For now, the biggest problem is simply keeping up with demand as China's relentless industrial expansion absorbs larger quantities of material. During the first nine months of 2003, China bought more than $15 billion worth of machinery and transportation equipment from Southeast Asia, according to Goldman Sachs, a leap of more than 70 percent from the same period a year earlier. Over the same period, China's imports of minerals, oils, chemicals, plastics and rubber from Southeast Asia jumped by half, to $6.4 billion.
"For 2003, China was our biggest buyer," said Yong Chin Fatt, general manager of the commodities section at IOI Group, the Malaysian conglomerate that owns Sagil Estates along with more than 60 other palm oil plantations. Malaysia's shipments of palm oil to China have nearly doubled over the past two years as has the price for its crop. IOI is now planting new acreage in anticipation of greater demand. "We don't see China as a threat," Yong said. "We see China as a savior."
Sarasin Viraphol, executive vice president at the Charoen Pokphand Group Co. Ltd., a Thailand-based poultry conglomerate that was the first official foreign investor in the People's Republic of China, once worried that Southeast Asia could be wiped out by a flood of low-cost goods from the Middle Kingdom. Now, he sees it differently.
"If you make Chinese people richer, they are going to want all those things people want," he said. "Can you imagine 1.3 billion people eating the way Americans eat?
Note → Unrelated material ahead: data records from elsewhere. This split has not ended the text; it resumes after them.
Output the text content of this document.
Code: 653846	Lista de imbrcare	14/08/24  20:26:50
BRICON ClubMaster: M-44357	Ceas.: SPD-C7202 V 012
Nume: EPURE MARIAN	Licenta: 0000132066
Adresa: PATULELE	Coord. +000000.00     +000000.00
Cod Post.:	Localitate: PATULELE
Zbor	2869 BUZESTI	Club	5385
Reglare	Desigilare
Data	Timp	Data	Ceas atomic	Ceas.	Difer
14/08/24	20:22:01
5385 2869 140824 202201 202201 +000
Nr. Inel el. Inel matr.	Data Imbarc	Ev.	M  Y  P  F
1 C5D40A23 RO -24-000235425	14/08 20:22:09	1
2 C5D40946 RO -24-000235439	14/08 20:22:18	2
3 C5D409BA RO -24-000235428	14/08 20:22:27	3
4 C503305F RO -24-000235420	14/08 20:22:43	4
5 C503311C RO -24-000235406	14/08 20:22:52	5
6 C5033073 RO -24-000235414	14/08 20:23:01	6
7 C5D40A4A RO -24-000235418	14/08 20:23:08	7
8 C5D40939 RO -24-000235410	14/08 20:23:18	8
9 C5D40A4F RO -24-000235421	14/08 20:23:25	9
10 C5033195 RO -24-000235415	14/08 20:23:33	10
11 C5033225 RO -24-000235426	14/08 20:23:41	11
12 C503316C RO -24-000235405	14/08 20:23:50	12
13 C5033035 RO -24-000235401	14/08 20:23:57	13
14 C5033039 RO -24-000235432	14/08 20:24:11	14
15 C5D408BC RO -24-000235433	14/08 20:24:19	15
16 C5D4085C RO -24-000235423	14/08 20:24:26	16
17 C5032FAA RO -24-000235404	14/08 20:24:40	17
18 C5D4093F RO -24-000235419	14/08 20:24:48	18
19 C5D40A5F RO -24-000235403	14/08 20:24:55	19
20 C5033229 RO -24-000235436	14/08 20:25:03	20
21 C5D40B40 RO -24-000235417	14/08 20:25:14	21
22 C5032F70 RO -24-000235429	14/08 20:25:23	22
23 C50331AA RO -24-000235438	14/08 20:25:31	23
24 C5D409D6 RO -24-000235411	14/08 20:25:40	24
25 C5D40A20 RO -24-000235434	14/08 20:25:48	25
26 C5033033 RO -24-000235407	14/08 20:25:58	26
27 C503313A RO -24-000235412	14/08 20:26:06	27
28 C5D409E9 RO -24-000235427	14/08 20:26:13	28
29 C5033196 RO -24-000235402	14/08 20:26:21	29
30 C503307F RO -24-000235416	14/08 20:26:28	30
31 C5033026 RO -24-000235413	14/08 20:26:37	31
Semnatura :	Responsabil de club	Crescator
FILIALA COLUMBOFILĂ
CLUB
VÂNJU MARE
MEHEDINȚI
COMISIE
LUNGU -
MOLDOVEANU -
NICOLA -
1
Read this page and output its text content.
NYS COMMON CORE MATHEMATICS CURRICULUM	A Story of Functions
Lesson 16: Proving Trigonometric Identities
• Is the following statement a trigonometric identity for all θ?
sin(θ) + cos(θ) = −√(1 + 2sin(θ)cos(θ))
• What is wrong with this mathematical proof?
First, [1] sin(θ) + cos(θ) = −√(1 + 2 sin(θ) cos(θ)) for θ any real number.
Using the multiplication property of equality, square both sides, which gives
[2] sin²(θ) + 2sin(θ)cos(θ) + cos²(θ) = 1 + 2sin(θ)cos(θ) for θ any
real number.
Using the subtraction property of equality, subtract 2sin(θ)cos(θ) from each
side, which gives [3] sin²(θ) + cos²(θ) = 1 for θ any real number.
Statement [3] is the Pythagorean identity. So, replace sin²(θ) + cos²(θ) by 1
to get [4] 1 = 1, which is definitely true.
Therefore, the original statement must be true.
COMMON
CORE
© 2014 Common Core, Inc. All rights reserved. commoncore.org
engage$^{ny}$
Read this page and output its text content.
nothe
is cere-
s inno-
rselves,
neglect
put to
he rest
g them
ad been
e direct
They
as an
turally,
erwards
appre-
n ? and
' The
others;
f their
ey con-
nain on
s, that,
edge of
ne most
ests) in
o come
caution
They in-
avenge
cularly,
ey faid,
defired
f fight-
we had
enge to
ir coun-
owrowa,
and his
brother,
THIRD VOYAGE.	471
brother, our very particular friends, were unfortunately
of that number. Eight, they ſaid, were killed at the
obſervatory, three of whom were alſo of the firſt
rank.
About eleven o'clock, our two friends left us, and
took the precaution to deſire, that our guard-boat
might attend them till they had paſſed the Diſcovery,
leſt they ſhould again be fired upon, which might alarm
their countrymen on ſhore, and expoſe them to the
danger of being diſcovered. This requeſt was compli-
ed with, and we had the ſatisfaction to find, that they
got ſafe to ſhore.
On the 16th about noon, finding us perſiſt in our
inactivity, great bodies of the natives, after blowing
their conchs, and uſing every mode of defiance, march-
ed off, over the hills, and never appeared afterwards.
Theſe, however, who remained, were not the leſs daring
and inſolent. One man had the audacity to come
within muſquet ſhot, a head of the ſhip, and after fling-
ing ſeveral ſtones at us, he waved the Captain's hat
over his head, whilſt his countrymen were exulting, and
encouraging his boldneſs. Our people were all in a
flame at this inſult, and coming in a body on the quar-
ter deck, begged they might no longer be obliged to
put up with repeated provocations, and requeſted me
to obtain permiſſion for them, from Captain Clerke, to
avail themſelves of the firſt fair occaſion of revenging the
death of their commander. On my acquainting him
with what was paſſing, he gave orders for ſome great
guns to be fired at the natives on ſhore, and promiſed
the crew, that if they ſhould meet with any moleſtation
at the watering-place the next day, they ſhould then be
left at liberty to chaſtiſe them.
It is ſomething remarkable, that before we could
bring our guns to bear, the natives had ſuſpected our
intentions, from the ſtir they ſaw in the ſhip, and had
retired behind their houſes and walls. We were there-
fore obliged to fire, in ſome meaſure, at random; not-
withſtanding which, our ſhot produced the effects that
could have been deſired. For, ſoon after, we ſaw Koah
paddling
There might not be enough chicken in all the world."
In recent months, China's leaders have signaled that they fear the economy could be overheating, tightening credit flowing to the country's fastest-growing sectors such as autos and real estate. They are cognizant that too much investment can spawn a disastrous bubble, a supply glut that eventually sends prices down. If such an unraveling were to occur in real estate, it could force China's banks, already stocked with some $500 billion in bad loans, to write off tens of billions more.